Taxes play an important role in your distribution plan because investment earnings and account withdrawals are taxed differently depending on the type of investment and account.

Here's an overview:

Taxable savings and investment accounts

  • These include stocks, bonds, mutual funds, certificates of deposit and other savings that generate taxable interest, dividends and capital gains.
  • Investment earnings are subject to federal income taxes and possibly state income taxes and capital gains taxes.

Traditional IRAs and employer plans

  • Tax-favored employer plan types include 401(k), 403(b), governmental 457(b), profit sharing, SIMPLE or Simplified Employee Pension (SEP) plan.
  • Interest, dividends and capital gains accumulate tax deferred in the plan or IRA.
  • When you start withdrawing money, you'll generally have to pay income tax on the amount you receive at your ordinary tax rate unless you move your savings to another plan or IRA in a qualified rollover.
  • The portion of withdrawals representing nondeductible or after-tax contributions isn't taxed on distribution.

Roth accounts

  • These include a Roth IRA or a designated Roth 401(k), Roth 403(b) or Roth 457(b) account.
  • You benefit from deferring taxes on investment earnings and capital gains.
  • After you've reached age 59½ and had your account for five tax years, qualified distributions - including earnings - are tax free.

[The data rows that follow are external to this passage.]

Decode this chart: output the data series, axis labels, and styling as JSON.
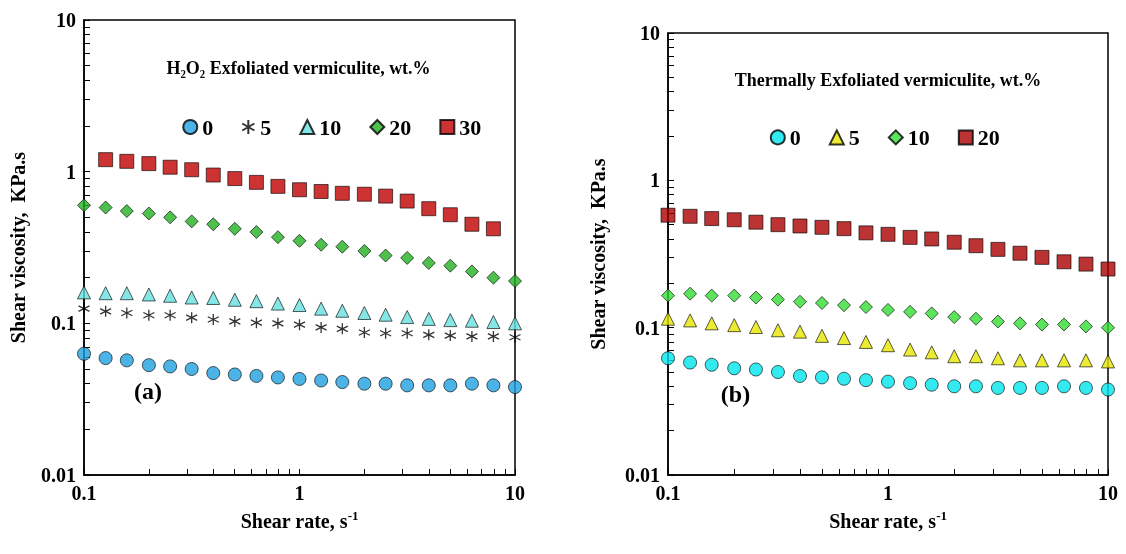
{
  "chart_data": [
    {
      "type": "scatter",
      "xlabel": "Shear rate, s$^{-1}$",
      "ylabel": "Shear viscosity,  KPa.s",
      "legend_title": "H₂O₂ Exfoliated vermiculite, wt.%",
      "annotations": [
        "(a)"
      ],
      "log": "xy",
      "legend": "top",
      "xlim": [
        0.1,
        10
      ],
      "ylim": [
        0.01,
        10
      ],
      "xticks": [
        0.1,
        {
          "value": 0.2,
          "label": null
        },
        {
          "value": 0.3,
          "label": null
        },
        {
          "value": 0.4,
          "label": null
        },
        {
          "value": 0.5,
          "label": null
        },
        {
          "value": 0.6,
          "label": null
        },
        {
          "value": 0.7,
          "label": null
        },
        {
          "value": 0.8,
          "label": null
        },
        {
          "value": 0.9,
          "label": null
        },
        1,
        {
          "value": 2,
          "label": null
        },
        {
          "value": 3,
          "label": null
        },
        {
          "value": 4,
          "label": null
        },
        {
          "value": 5,
          "label": null
        },
        {
          "value": 6,
          "label": null
        },
        {
          "value": 7,
          "label": null
        },
        {
          "value": 8,
          "label": null
        },
        {
          "value": 9,
          "label": null
        },
        10
      ],
      "yticks": [
        0.01,
        {
          "value": 0.02,
          "label": null
        },
        {
          "value": 0.03,
          "label": null
        },
        {
          "value": 0.04,
          "label": null
        },
        {
          "value": 0.05,
          "label": null
        },
        {
          "value": 0.06,
          "label": null
        },
        {
          "value": 0.07,
          "label": null
        },
        {
          "value": 0.08,
          "label": null
        },
        {
          "value": 0.09,
          "label": null
        },
        0.1,
        {
          "value": 0.2,
          "label": null
        },
        {
          "value": 0.3,
          "label": null
        },
        {
          "value": 0.4,
          "label": null
        },
        {
          "value": 0.5,
          "label": null
        },
        {
          "value": 0.6,
          "label": null
        },
        {
          "value": 0.7,
          "label": null
        },
        {
          "value": 0.8,
          "label": null
        },
        {
          "value": 0.9,
          "label": null
        },
        1,
        {
          "value": 2,
          "label": null
        },
        {
          "value": 3,
          "label": null
        },
        {
          "value": 4,
          "label": null
        },
        {
          "value": 5,
          "label": null
        },
        {
          "value": 6,
          "label": null
        },
        {
          "value": 7,
          "label": null
        },
        {
          "value": 8,
          "label": null
        },
        {
          "value": 9,
          "label": null
        },
        10
      ],
      "x": [
        0.1,
        0.126,
        0.158,
        0.2,
        0.251,
        0.316,
        0.398,
        0.501,
        0.631,
        0.794,
        1,
        1.26,
        1.58,
        2,
        2.51,
        3.16,
        3.98,
        5.01,
        6.31,
        7.94,
        10
      ],
      "series": [
        {
          "name": "0",
          "color": "#1ea0e0",
          "marker": "circle",
          "values": [
            0.063,
            0.059,
            0.057,
            0.053,
            0.052,
            0.05,
            0.047,
            0.046,
            0.045,
            0.044,
            0.043,
            0.042,
            0.041,
            0.04,
            0.04,
            0.039,
            0.039,
            0.039,
            0.04,
            0.039,
            0.038
          ]
        },
        {
          "name": "5",
          "color": "#000000",
          "marker": "cross",
          "values": [
            0.125,
            0.12,
            0.117,
            0.113,
            0.113,
            0.109,
            0.106,
            0.103,
            0.101,
            0.1,
            0.098,
            0.094,
            0.092,
            0.087,
            0.086,
            0.086,
            0.084,
            0.083,
            0.082,
            0.082,
            0.081
          ]
        },
        {
          "name": "10",
          "color": "#66e0e0",
          "marker": "triangle",
          "values": [
            0.16,
            0.158,
            0.158,
            0.155,
            0.152,
            0.148,
            0.147,
            0.143,
            0.14,
            0.135,
            0.132,
            0.125,
            0.121,
            0.117,
            0.114,
            0.11,
            0.107,
            0.105,
            0.104,
            0.102,
            0.1
          ]
        },
        {
          "name": "20",
          "color": "#22b022",
          "marker": "diamond",
          "values": [
            0.6,
            0.58,
            0.55,
            0.53,
            0.5,
            0.47,
            0.45,
            0.42,
            0.4,
            0.37,
            0.35,
            0.33,
            0.32,
            0.3,
            0.28,
            0.27,
            0.25,
            0.24,
            0.22,
            0.2,
            0.19
          ]
        },
        {
          "name": "30",
          "color": "#c00000",
          "marker": "square",
          "x": [
            0.126,
            0.158,
            0.2,
            0.251,
            0.316,
            0.398,
            0.501,
            0.631,
            0.794,
            1,
            1.26,
            1.58,
            2,
            2.51,
            3.16,
            3.98,
            5.01,
            6.31,
            7.94
          ],
          "values": [
            1.2,
            1.17,
            1.13,
            1.07,
            1.03,
            0.95,
            0.9,
            0.85,
            0.8,
            0.76,
            0.74,
            0.72,
            0.71,
            0.69,
            0.64,
            0.57,
            0.52,
            0.45,
            0.42
          ]
        }
      ]
    },
    {
      "type": "scatter",
      "xlabel": "Shear rate, s$^{-1}$",
      "ylabel": "Shear viscosity,  KPa.s",
      "legend_title": "Thermally Exfoliated vermiculite, wt.%",
      "annotations": [
        "(b)"
      ],
      "log": "xy",
      "legend": "top",
      "xlim": [
        0.1,
        10
      ],
      "ylim": [
        0.01,
        10
      ],
      "xticks": [
        0.1,
        {
          "value": 0.2,
          "label": null
        },
        {
          "value": 0.3,
          "label": null
        },
        {
          "value": 0.4,
          "label": null
        },
        {
          "value": 0.5,
          "label": null
        },
        {
          "value": 0.6,
          "label": null
        },
        {
          "value": 0.7,
          "label": null
        },
        {
          "value": 0.8,
          "label": null
        },
        {
          "value": 0.9,
          "label": null
        },
        1,
        {
          "value": 2,
          "label": null
        },
        {
          "value": 3,
          "label": null
        },
        {
          "value": 4,
          "label": null
        },
        {
          "value": 5,
          "label": null
        },
        {
          "value": 6,
          "label": null
        },
        {
          "value": 7,
          "label": null
        },
        {
          "value": 8,
          "label": null
        },
        {
          "value": 9,
          "label": null
        },
        10
      ],
      "yticks": [
        0.01,
        {
          "value": 0.02,
          "label": null
        },
        {
          "value": 0.03,
          "label": null
        },
        {
          "value": 0.04,
          "label": null
        },
        {
          "value": 0.05,
          "label": null
        },
        {
          "value": 0.06,
          "label": null
        },
        {
          "value": 0.07,
          "label": null
        },
        {
          "value": 0.08,
          "label": null
        },
        {
          "value": 0.09,
          "label": null
        },
        0.1,
        {
          "value": 0.2,
          "label": null
        },
        {
          "value": 0.3,
          "label": null
        },
        {
          "value": 0.4,
          "label": null
        },
        {
          "value": 0.5,
          "label": null
        },
        {
          "value": 0.6,
          "label": null
        },
        {
          "value": 0.7,
          "label": null
        },
        {
          "value": 0.8,
          "label": null
        },
        {
          "value": 0.9,
          "label": null
        },
        1,
        {
          "value": 2,
          "label": null
        },
        {
          "value": 3,
          "label": null
        },
        {
          "value": 4,
          "label": null
        },
        {
          "value": 5,
          "label": null
        },
        {
          "value": 6,
          "label": null
        },
        {
          "value": 7,
          "label": null
        },
        {
          "value": 8,
          "label": null
        },
        {
          "value": 9,
          "label": null
        },
        10
      ],
      "x": [
        0.1,
        0.126,
        0.158,
        0.2,
        0.251,
        0.316,
        0.398,
        0.501,
        0.631,
        0.794,
        1,
        1.26,
        1.58,
        2,
        2.51,
        3.16,
        3.98,
        5.01,
        6.31,
        7.94,
        10
      ],
      "series": [
        {
          "name": "0",
          "color": "#00e5ee",
          "marker": "circle",
          "values": [
            0.062,
            0.058,
            0.056,
            0.053,
            0.052,
            0.05,
            0.047,
            0.046,
            0.045,
            0.044,
            0.043,
            0.042,
            0.041,
            0.04,
            0.04,
            0.039,
            0.039,
            0.039,
            0.04,
            0.039,
            0.038
          ]
        },
        {
          "name": "5",
          "color": "#e6e600",
          "marker": "triangle",
          "values": [
            0.115,
            0.112,
            0.107,
            0.104,
            0.101,
            0.096,
            0.094,
            0.088,
            0.085,
            0.08,
            0.076,
            0.071,
            0.068,
            0.064,
            0.064,
            0.062,
            0.06,
            0.06,
            0.06,
            0.06,
            0.059
          ]
        },
        {
          "name": "10",
          "color": "#33dd33",
          "marker": "diamond",
          "values": [
            0.165,
            0.17,
            0.165,
            0.165,
            0.16,
            0.155,
            0.15,
            0.147,
            0.142,
            0.138,
            0.132,
            0.128,
            0.125,
            0.118,
            0.115,
            0.11,
            0.107,
            0.105,
            0.105,
            0.102,
            0.1
          ]
        },
        {
          "name": "20",
          "color": "#aa0000",
          "marker": "square",
          "values": [
            0.58,
            0.57,
            0.55,
            0.54,
            0.52,
            0.5,
            0.49,
            0.48,
            0.47,
            0.44,
            0.43,
            0.41,
            0.4,
            0.38,
            0.36,
            0.34,
            0.32,
            0.3,
            0.28,
            0.27,
            0.25
          ]
        }
      ]
    }
  ]
}
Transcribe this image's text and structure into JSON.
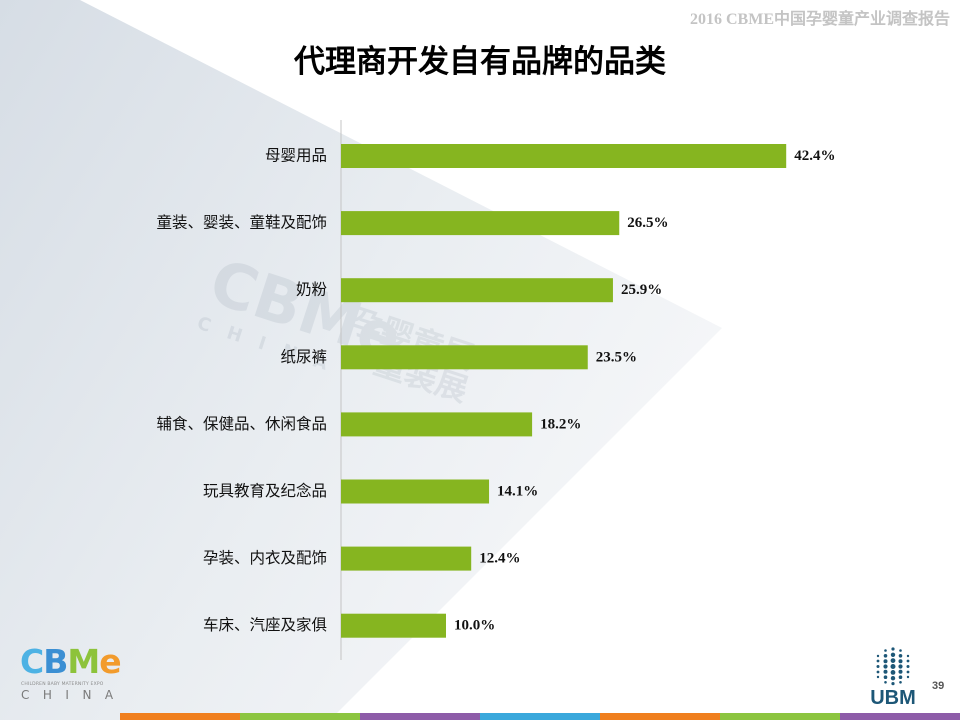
{
  "header": {
    "report_title": "2016 CBME中国孕婴童产业调查报告"
  },
  "slide": {
    "page_number": "39"
  },
  "watermark": {
    "wordmark": "CBMe",
    "subtitle": "CHINA",
    "line1": "孕婴童展",
    "line2": "童装展"
  },
  "logos": {
    "cbme": {
      "letters": [
        "C",
        "B",
        "M",
        "e"
      ],
      "tagline": "CHILDREN BABY MATERNITY EXPO",
      "subtitle": "CHINA"
    },
    "ubm": {
      "wordmark": "UBM"
    }
  },
  "colors": {
    "bar": "#86b520",
    "axis": "#c4c4c4",
    "cbme_letters": [
      "#4db2e4",
      "#3b8fd3",
      "#8dc33b",
      "#f29b2c"
    ],
    "ubm": "#1d5777",
    "footer_stripe": [
      "#f07f1e",
      "#8cc540",
      "#8d5ca8",
      "#3aa8dc",
      "#f07f1e",
      "#8cc540",
      "#8d5ca8"
    ]
  },
  "chart_data": {
    "type": "bar",
    "orientation": "horizontal",
    "title": "代理商开发自有品牌的品类",
    "categories": [
      "母婴用品",
      "童装、婴装、童鞋及配饰",
      "奶粉",
      "纸尿裤",
      "辅食、保健品、休闲食品",
      "玩具教育及纪念品",
      "孕装、内衣及配饰",
      "车床、汽座及家俱"
    ],
    "values": [
      42.4,
      26.5,
      25.9,
      23.5,
      18.2,
      14.1,
      12.4,
      10.0
    ],
    "value_labels": [
      "42.4%",
      "26.5%",
      "25.9%",
      "23.5%",
      "18.2%",
      "14.1%",
      "12.4%",
      "10.0%"
    ],
    "xlabel": "",
    "ylabel": "",
    "grid": false
  }
}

Carefully planning your sequence of withdrawals with taxes in mind helps you maximize your savings. It typically makes sense to keep your tax-deferred investments growing for as long as possible. Generally, the preferred sequence of withdrawals is:

  • Taxable accounts first.
  • Traditional IRAs and employer plans second.
  • Roth accounts last.

But this sequence may not always be the most advantageous when you consider these factors:

  • Because long-term capital gains are taxed at a lower rate than ordinary income, you may not want to withdraw from a taxable account if it would mean selling appreciated securities before you've satisfied the long-term holding period.
  • You may not want to reach the income level that triggers paying taxes on your Social Security retirement benefits.
  • If you're deciding whether to take taxable distributions from a tax-deferred account or nontaxable Roth distributions, you may choose to delay the taxable distributions if you expect to be in a significantly lower tax bracket in the future.




This information is not intended as tax advice. Investors should consult a tax advisor.